Governments, in response, are selectively shutting down sites such as Facebook, Twitter and YouTube to block unwanted activity. The lonely pamphleteer has become the many-friended user.
The latest deployments of this fast-changing technology form a pattern. There are certain things that, so far, social media seem to do very well. One is coordination. Coordinating large numbers of people to do exactly the same thing at the same time is notoriously difficult. So long as the activity is relatively simple - say, show up and protest the government - the new social media drastically reduce the costs of coordination.
In a sense, this coordination is the political analogue to holding a big party. All people need to know is when and where the party is. When they show up, the party will by definition be in full swing. If they come, the party is a success. If they don’t, the party fails. Of course, the protesters in Egypt and Tunisia were not partying. They were risking arrest and torture and even death. But the role of social media was nevertheless to coordinate multiple get-togethers in multiple places - just as one would for a party.

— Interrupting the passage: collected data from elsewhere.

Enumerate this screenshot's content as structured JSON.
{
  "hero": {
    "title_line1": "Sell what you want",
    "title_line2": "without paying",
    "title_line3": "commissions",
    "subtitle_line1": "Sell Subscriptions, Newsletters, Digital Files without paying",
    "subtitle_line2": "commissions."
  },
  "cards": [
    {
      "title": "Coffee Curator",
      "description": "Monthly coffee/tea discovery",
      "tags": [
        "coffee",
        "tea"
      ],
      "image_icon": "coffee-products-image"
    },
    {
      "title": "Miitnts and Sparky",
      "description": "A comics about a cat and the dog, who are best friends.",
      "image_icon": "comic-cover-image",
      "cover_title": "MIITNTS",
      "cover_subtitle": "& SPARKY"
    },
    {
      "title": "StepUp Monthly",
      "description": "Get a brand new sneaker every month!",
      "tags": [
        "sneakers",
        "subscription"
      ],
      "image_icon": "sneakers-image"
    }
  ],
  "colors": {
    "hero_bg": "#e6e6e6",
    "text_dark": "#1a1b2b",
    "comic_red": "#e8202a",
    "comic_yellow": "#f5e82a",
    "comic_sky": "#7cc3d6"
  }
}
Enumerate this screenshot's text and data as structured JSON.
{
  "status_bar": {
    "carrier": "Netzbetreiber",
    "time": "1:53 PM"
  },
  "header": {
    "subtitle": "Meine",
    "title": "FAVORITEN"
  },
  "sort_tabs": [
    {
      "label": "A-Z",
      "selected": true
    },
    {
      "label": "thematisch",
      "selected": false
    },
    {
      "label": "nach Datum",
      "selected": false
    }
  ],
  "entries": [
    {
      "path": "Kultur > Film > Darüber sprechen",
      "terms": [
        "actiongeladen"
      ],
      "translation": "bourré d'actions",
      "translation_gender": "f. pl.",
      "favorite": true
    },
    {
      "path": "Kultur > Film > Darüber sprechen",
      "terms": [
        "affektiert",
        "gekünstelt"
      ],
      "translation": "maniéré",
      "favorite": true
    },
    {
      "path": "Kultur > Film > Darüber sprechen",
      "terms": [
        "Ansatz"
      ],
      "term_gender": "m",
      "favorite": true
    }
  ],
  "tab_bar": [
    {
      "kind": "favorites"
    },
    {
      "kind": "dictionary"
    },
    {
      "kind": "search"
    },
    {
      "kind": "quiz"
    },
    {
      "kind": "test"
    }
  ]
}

Big parties scare governments. Although the enormous crowds in Cairo and Tunis were not enough on their own to bring down dictators, they did signal that the public was fed up with the regime. The rulers realised that if they could not make the public go home, their legitimacy would be utterly undercut. Unable to suppress demonstrations using secret police, each looked to the military. That was the cue for senior officers in both Egypt and Tunisia to side with the public rather than the aging autocrat. That spelled the end for Hosni Mubarak and Zine El Abidine Ben Ali.
Without the coordination of social media, the protests would still have been possible. Huge crowds have gathered in places from the Washington Mall to Tiananmen Square long before the Internet, much less Twitter. But the demonstrations would have been much harder to organise.
Moreover, social media also carry rapid doses of instant information about protests (admittedly, of dubious reliability), sometimes across long distances. Although spreading news about government depredation is no guarantee of successful revolution - consider the Iranian Green movement of two years ago - it can certainly help to shift public attitudes away from a regime that is in the process of cracking down.
It is worth noting, too, that not only autocracies fear fast-forming crowds. The flash mobs of the British riots this summer were just as illegitimate from the standpoint of the UK government as the North African protests were to the governments of Egypt and Tunisia. The mobs wanted violence and looting, whereas the peaceful protesters wanted democratic change. But they were equally illegal under the norms of the country where they occurred.